On Friday 21. November 2014 13.44.02 Kingsley Idehen wrote:
> To be more precise, since I don't like DBMS and Database Document 
> conflation either, A SPARQL processor needs a mechanism for targeting 
> database documents.
> 
> In the case of 
> <http://client.linkeddatafragments.org/#sparql-processor>, how does 
> handle what I've outlined above work?

As they said, it is just the UI, you can hand any TPF data source to the client and off you go.

But I think that misses the crucial point, which is how things happen behind that. Strictly, Ruben is right; you 
can basically materialize all possible triple patterns, with pages, and store them in a file system. In that 
case, it is correct that no DBMS is involved. 

However, I would claim that this is not practical in almost all cases.

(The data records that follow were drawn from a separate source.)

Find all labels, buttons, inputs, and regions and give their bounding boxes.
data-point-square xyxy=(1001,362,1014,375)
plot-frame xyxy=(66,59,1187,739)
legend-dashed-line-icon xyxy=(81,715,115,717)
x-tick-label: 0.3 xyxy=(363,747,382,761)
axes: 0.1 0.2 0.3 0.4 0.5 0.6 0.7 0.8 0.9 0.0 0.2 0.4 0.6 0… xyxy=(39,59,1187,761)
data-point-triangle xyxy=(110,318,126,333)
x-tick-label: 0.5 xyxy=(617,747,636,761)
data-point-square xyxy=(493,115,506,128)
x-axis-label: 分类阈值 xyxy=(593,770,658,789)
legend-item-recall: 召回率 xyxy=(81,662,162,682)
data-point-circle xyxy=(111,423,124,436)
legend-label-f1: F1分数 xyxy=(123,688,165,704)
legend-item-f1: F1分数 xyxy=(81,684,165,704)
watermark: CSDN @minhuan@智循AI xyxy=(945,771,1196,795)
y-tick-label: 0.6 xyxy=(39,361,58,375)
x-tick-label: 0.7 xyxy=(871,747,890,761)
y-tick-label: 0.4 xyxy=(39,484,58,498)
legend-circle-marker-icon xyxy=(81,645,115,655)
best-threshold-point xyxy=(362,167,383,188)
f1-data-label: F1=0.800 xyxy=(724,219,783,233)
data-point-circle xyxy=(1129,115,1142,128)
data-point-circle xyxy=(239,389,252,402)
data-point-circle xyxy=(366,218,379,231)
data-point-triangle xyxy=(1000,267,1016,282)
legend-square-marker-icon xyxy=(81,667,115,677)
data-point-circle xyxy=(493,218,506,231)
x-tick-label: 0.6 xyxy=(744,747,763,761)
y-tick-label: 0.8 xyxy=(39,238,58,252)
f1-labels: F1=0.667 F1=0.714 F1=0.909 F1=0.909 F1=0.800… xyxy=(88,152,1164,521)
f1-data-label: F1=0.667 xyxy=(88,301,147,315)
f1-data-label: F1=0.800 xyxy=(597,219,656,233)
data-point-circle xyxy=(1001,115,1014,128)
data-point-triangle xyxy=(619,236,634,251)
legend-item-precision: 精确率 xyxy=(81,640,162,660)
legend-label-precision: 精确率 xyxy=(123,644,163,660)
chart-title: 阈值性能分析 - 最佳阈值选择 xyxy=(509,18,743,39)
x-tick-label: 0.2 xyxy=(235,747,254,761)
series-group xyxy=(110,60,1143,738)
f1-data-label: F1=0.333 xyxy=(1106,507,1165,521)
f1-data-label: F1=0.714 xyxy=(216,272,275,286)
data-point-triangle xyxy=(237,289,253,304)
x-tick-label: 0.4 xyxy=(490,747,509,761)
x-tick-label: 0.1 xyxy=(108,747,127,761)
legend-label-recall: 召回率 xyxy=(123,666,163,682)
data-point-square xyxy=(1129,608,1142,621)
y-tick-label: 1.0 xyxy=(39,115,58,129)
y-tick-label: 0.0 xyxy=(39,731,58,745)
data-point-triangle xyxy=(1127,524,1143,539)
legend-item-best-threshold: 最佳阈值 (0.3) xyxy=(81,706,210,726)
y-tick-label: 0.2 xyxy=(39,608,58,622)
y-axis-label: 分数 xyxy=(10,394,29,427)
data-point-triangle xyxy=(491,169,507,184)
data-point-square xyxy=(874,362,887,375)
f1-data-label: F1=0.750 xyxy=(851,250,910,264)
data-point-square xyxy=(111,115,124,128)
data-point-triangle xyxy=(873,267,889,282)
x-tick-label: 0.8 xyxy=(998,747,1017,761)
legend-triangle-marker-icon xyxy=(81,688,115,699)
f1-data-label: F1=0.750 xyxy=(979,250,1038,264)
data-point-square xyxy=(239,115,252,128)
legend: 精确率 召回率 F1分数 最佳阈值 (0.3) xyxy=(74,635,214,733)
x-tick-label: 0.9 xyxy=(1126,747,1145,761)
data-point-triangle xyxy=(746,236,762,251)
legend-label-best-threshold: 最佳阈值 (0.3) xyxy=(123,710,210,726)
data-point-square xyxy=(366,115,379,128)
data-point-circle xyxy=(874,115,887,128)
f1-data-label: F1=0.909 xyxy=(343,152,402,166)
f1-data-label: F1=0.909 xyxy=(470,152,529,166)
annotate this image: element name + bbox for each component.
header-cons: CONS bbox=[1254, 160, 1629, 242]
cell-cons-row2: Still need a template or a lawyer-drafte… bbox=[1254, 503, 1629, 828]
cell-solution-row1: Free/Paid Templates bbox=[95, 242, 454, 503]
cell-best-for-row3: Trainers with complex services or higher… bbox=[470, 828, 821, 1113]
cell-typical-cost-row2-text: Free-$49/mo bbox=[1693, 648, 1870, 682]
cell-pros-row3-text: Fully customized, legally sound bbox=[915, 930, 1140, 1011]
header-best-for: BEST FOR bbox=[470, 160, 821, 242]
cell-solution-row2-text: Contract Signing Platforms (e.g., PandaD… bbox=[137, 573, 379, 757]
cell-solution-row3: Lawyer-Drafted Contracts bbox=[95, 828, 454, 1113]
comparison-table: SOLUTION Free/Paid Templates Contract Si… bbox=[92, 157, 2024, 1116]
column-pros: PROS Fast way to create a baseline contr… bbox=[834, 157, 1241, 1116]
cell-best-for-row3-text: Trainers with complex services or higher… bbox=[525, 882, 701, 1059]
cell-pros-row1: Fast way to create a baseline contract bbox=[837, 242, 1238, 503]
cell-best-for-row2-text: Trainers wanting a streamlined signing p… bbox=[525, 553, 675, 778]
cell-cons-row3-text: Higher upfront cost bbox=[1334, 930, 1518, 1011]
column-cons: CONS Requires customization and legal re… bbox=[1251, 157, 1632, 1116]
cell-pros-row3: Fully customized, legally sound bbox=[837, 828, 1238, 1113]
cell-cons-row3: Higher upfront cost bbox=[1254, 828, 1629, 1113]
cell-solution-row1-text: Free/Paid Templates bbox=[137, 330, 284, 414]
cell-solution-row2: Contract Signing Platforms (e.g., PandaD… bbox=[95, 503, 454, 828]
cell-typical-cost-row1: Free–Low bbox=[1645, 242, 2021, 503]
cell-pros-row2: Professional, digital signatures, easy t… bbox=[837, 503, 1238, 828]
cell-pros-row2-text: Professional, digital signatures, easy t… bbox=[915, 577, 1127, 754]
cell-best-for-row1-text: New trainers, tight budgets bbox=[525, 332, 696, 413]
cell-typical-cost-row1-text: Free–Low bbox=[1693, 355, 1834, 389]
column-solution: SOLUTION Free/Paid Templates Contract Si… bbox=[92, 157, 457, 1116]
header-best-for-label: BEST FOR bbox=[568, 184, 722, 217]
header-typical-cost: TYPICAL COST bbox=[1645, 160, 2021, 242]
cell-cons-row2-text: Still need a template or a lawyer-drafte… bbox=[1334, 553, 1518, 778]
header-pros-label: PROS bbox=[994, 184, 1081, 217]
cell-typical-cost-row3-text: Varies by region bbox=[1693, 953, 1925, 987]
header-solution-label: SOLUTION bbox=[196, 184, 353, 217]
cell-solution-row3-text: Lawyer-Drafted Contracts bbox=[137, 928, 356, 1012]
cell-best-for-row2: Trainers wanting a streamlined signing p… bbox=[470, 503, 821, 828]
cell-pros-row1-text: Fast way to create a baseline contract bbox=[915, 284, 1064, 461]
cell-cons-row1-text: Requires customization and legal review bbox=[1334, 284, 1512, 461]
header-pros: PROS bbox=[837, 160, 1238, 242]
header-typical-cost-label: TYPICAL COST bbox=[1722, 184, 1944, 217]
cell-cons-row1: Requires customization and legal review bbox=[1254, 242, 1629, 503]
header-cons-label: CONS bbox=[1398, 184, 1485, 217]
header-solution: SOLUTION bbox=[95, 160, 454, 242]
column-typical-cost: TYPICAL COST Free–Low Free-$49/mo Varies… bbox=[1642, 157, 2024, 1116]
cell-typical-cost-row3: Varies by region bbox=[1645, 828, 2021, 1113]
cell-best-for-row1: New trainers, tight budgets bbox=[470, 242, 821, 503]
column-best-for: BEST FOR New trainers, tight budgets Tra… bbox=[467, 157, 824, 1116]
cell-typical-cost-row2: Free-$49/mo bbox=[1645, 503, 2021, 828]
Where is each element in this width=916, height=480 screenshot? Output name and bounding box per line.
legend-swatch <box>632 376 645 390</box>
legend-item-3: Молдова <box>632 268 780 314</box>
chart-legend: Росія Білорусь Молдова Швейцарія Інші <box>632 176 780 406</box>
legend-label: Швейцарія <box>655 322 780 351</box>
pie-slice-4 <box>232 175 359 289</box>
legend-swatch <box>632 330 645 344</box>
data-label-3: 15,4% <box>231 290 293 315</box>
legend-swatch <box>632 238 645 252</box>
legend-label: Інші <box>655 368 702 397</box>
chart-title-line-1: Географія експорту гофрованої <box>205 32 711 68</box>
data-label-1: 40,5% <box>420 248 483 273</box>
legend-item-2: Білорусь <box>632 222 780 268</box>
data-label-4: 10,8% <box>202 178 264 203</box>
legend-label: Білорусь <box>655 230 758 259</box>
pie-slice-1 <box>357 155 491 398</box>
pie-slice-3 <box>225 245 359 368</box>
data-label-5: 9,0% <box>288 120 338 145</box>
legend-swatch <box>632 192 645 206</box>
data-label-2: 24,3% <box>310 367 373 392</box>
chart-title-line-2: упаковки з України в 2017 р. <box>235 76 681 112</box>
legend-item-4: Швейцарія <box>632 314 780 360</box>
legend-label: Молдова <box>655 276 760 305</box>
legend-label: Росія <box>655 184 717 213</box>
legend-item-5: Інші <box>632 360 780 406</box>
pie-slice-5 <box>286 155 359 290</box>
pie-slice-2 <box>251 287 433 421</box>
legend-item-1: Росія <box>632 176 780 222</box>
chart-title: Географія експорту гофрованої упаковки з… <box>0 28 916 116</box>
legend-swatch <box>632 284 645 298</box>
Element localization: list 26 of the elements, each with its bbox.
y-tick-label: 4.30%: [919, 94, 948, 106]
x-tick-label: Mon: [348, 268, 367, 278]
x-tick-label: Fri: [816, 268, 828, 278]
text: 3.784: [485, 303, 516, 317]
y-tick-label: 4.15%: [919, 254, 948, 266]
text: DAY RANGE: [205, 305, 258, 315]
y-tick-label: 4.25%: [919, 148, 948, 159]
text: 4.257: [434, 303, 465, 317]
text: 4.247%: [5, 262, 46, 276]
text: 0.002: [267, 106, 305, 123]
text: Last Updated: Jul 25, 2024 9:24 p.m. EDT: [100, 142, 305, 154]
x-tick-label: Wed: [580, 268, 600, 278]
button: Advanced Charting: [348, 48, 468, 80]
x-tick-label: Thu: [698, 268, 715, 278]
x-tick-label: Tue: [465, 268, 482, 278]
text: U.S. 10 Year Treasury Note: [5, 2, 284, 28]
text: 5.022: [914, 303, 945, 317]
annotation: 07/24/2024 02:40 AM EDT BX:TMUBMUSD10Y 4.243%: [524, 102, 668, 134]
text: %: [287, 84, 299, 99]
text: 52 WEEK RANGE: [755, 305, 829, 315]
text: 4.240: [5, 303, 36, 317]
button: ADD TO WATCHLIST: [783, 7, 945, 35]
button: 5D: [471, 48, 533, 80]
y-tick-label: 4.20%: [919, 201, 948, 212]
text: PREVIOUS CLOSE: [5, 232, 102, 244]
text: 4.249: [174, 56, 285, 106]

I have myself been working on a system 
that did something similar, in a fairly high-traffic, but slow-update case, which is the case where it possibly 
makes most sense, but the horror of the code we had to manage the updates, I still shiver at the thought! 
:-) Essentially, it is writing YA materialization framework.

I think you'd much rather like to ensure that you have a good DBMS at the bottom, then a layer that serves 
TPFs, and makes sure you have cache headers, and then a reverse caching proxy facing the network 
(which is about the architecture that I'm running on my endpoint).

However, this places three requirements that aren't necessarily easy on the DBMS. The first, that I know 
that you do well, already, Kingsley, is paging. The next is that it must be much cheaper to compute the 
cardinality (or at least an estimate) of any triple pattern result, than computing the result of the same triple 
pattern. Can you do that with Virtuoso? If yes, how do we access it?

The third requirement is that it must be much cheaper to compute the last modified time of any triple 
pattern result than to compute the result itself, so that the reverse proxy can do its job effectively. Again, 
can Virtuoso do that, and if so, how can we access that time?